Small scene generator via GAN
Repository includes the saved checkpoint files of the trained network and the model source code.
Input image size: 80x45 pixels. Output animation size: 80x45x32 pixels.
Training data retrieved from Flickr. This network is trained on approximately 7000 processed video clips each of the size 80x45x32 px. Training takes around half a day on a GeForce GTX1050. Video data tagged with scenery related labels are selected for training data, such as 'sea'. The video dataset is not further processed.
The model is trained in two steps. A smaller model of size 40x23px is trained in the first.
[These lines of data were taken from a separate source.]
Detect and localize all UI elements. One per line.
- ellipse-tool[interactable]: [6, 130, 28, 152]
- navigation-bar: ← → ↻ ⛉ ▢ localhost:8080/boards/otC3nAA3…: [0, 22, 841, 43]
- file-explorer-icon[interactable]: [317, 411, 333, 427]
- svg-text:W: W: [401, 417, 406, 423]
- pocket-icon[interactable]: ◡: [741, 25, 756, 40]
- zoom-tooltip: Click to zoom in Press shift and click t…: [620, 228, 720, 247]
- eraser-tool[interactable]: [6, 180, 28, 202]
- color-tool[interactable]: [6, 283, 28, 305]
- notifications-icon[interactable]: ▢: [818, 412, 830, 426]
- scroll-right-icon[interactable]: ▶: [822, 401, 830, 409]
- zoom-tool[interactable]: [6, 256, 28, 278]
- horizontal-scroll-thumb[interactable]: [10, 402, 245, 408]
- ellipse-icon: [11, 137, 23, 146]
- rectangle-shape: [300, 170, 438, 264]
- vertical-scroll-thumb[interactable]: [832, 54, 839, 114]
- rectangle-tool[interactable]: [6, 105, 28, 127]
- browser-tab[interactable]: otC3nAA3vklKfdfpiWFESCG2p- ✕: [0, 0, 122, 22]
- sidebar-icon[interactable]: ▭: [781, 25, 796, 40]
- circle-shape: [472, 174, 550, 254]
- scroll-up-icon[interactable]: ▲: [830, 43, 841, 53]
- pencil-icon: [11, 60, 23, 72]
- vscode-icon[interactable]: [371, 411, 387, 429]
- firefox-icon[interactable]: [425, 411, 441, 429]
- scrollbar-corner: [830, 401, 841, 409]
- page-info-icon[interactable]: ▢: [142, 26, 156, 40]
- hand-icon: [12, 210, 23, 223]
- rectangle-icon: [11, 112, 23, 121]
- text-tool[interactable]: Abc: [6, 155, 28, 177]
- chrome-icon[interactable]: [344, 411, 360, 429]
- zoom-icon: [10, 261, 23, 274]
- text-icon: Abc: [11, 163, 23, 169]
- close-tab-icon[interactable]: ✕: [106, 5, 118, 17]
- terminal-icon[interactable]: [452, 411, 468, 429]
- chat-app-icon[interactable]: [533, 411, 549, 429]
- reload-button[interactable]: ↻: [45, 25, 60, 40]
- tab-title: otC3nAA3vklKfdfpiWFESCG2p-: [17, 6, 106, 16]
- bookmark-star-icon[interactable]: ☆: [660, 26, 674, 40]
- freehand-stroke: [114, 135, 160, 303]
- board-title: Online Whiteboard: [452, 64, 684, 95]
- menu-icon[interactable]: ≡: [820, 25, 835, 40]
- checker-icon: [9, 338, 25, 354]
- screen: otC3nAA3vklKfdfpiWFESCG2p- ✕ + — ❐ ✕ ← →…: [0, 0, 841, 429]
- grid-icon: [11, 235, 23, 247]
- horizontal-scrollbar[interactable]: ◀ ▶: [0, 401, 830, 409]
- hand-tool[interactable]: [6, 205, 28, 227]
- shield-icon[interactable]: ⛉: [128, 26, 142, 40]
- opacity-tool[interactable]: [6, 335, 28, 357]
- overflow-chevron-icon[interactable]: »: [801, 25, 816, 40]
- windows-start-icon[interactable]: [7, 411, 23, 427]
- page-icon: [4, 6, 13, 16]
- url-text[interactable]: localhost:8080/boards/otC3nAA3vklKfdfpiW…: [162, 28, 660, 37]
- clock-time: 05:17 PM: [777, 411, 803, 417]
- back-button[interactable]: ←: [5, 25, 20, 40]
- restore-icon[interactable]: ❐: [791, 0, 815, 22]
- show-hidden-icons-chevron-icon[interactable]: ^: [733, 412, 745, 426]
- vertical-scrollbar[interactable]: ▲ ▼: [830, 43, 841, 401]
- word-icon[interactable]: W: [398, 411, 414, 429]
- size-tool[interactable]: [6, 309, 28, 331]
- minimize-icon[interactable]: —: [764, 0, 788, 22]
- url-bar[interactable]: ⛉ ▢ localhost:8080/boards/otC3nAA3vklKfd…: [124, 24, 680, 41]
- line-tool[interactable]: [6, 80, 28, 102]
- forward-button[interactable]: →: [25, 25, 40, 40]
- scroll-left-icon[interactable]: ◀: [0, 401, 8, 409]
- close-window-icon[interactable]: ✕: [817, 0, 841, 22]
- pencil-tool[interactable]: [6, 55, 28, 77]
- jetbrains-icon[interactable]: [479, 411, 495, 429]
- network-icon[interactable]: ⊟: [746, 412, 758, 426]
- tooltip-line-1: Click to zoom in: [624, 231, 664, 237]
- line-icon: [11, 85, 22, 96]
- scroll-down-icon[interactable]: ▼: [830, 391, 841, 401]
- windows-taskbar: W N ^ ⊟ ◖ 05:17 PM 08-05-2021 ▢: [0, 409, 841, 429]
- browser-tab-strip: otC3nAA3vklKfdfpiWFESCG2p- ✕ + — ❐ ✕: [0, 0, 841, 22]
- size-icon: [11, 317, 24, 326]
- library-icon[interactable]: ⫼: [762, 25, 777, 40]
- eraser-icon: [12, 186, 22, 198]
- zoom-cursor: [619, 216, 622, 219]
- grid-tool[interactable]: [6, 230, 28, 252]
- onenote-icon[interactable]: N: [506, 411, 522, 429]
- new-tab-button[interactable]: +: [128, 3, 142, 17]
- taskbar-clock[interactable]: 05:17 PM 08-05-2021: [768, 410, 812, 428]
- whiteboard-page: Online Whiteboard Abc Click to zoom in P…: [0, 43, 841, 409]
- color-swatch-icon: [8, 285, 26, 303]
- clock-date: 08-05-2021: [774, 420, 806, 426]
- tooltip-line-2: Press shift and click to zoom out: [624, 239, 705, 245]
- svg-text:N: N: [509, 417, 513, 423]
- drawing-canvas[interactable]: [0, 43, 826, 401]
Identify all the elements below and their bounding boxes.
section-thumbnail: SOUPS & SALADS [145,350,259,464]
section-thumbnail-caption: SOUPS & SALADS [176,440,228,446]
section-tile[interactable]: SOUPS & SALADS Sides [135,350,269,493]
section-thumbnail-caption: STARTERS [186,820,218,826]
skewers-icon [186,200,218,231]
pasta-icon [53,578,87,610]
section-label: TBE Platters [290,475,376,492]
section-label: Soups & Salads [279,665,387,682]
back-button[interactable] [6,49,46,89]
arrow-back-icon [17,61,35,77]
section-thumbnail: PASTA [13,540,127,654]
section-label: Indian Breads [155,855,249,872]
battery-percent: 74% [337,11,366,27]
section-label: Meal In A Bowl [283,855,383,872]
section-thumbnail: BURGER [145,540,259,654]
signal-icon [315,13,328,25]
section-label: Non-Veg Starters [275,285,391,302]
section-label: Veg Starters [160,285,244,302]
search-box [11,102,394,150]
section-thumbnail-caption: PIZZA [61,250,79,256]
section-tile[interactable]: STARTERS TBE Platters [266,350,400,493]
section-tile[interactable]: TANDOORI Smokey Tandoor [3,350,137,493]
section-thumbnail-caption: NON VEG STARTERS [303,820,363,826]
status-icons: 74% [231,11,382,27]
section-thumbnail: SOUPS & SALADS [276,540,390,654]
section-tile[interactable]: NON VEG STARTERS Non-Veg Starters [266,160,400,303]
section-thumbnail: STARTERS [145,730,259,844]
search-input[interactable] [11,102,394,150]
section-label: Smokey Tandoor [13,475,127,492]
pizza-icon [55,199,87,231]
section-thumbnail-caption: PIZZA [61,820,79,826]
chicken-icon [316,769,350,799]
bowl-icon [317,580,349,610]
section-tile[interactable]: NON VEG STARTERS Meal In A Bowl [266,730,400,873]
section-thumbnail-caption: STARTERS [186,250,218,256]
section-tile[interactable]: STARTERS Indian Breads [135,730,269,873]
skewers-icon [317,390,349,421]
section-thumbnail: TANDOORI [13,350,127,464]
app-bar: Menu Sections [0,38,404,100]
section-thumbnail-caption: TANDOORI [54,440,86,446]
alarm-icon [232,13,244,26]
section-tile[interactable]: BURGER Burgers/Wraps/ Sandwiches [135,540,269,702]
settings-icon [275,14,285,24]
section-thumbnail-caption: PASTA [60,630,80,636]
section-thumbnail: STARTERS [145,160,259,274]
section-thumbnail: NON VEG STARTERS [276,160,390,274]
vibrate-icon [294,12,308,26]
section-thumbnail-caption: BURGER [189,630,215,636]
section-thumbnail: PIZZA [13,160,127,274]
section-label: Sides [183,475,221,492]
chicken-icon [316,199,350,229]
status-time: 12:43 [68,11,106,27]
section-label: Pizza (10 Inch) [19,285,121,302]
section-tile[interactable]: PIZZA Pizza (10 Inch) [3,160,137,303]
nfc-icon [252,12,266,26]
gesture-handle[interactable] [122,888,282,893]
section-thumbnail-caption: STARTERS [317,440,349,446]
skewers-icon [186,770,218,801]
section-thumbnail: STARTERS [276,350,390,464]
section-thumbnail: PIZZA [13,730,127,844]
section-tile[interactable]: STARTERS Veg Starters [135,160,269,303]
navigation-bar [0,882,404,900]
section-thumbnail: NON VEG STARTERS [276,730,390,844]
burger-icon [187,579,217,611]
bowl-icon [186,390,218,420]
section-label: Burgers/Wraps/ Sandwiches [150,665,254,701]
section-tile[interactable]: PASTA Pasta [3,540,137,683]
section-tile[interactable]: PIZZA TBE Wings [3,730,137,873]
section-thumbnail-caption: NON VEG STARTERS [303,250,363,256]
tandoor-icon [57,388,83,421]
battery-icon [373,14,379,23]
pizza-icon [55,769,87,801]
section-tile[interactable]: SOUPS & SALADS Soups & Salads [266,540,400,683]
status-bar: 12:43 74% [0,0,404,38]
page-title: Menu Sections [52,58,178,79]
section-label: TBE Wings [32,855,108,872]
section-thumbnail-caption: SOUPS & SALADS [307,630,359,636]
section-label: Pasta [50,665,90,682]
The source code provided on the repository directly reads from the saved checkpoint file of a trained 40x23px Neural Network model.
The model is a Convolutional Neural Network, and is also a Generative Adversarial Network.
Both the Wasserstein Loss function and the Mean Squared Error Loss function work well in this model. The model code in this repository uses the Mean Squared Error loss function.
Major references: "Progressive Growing of GANs" (https://arxiv.org/abs/1710.10196) incorporates two networks of different sizes; "Generating Videos with Scene Dynamics" (http://www.cs.columbia.edu/~vondrick/tinyvideo/paper.pdf) is the video GAN that inspired this project
The model can be modified trained in color easily with more training data. In such a situation the input image size would be 80x45x3, and the number of dimensions increase with the inclusion of an RGB channel. 7000 videos cannot accurately generate colored pixels in this model, and in most models.
The model's size can be easily extended under the condition that a GPU with a larger memory is available.